Gli Usa inviano 50 specialisti “per bloccare i contagi in 30 giorni”. I Centers for Disease Control and Prevention – anche loro con sede ad Atlanta – gettano acqua sul fuoco, e rassicurano l’opinione pubblica sottolineando che la presenza dei due medici in città non comporta il rischio dell’arrivo di Ebola sul suolo americano. Anche i Cdc sono stati oggetto di mail di protesta e hanno ricevuto un centinaio di chiamate sul ritorno in patria dei due operatori sanitari dall’Africa. “Spero che la nostra comprensibile paura dell’ignoto non prenda il posto della compassione quando operatori sanitari e umanitari malati dovranno tornare negli Usa”, ha affermato sui media americani il direttore dei Cdc, Tom Frieden. Che ha reso noto che 50 specialisti sono in partenza per i Paesi colpiti dal virus nell’Africa occidentale. “Stiamo aumentando la nostra risposta all’emergenza – ha detto alla Abc – ed il modo migliore per proteggerci è fermare la febbre emorragica alla sua fonte. Per questo inviamo sul terreno dei tre Paesi colpiti i nostri esperti con l’obiettivo di bloccare i contagi in 30 giorni”. Ad una domanda sulla chiusura dei confini Usa suggerita da un tweet di Donald Trump per evitare l’Ebola, Frieden ha seccamente commentato: “Non sigilliamo i nostri confini, siamo un Paese responsabile e interdipendente con il resto del mondo”.

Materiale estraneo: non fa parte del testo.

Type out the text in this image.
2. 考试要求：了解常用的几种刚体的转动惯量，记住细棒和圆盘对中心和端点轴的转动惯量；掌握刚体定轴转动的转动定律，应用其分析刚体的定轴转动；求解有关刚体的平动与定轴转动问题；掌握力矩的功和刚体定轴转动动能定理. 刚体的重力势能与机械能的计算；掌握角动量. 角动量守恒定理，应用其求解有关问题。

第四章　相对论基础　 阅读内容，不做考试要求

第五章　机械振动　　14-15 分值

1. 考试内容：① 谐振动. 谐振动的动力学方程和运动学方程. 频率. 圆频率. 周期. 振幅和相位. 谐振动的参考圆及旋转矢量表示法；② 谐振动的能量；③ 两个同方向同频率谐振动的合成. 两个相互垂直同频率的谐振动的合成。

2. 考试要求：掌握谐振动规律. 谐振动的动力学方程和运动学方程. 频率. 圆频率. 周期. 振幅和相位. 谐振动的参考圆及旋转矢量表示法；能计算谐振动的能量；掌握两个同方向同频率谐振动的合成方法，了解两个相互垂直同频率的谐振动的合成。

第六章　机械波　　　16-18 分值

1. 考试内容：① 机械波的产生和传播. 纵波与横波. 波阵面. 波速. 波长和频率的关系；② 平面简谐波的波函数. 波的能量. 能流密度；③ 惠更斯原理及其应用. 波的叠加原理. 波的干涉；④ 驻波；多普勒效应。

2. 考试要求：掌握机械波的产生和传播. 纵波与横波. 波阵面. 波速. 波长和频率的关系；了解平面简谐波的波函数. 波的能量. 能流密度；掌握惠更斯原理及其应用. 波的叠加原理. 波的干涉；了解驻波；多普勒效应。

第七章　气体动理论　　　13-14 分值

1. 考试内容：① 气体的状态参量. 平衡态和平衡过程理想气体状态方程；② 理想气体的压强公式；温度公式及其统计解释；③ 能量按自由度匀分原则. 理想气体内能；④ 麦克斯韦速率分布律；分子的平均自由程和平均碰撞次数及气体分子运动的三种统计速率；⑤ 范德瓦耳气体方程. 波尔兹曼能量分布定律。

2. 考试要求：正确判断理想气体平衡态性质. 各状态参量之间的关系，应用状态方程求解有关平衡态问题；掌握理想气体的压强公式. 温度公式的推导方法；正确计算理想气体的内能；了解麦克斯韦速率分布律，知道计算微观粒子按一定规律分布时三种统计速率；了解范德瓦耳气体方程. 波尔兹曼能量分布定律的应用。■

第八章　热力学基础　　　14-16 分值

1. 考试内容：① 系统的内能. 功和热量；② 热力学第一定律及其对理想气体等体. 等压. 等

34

Secondo caso in Nigeria, deceduto religioso in Liberia. L’ultima vittima del virus in Liberia è Patrick Nshamdze, religioso dei Fatebenefratelli e direttore del locale nosocomio. Aveva 52 anni e da 23 faceva parte dell’ordine ospedaliero San Giovanni Di Dio. Fra Patrick aveva studiato in Italia e aveva emesso la professione solenne nella chiesa dell’Isola Tiberina di Roma: “Abbiamo lavorato per sei anni insieme a Roma – commenta in una nota fra Marco Fabello, direttore dell’Irccs San Giovanni Di Dio di Brescia – e conservo il ricordo di un uomo generoso. Non mi sorprende che non si sia tirato indietro in questo momento di emergenza – aggiunge – anche se mi addolora averlo perso. Ha voluto star vicino ai malati fino all’ultimo, in una fraternità di spirito e di vita che è il cuore della nostra vocazione”. La Liberia ha ordinato che tutti i corpi delle persone uccise dal virus vengano cremati. La decisione, riporta la Bbc, è stata presa dopo il rifiuto di diverse comunità locali del Paese di seppellire i cadaveri sul proprio territorio. Tra le altre misure prese in queste ore, l’obbligo per i negozi di installare lavandini per lavarsi le mani. Intanto le autorità nigeriane hanno annunciato un secondo caso nel Paese: si tratta di un medico che assistette Patrick Sawyer, il funzionario americano dell’ambasciata in Liberia morto a luglio dopo l’arrivo a Lagos. Altre 70 persone entrate in contatto con il medico sono in stato di osservazione, otto in quarantena, tre dei quali mostrano sintomi compatibili con il virus: oggi si conosceranno i risultati delle analisi.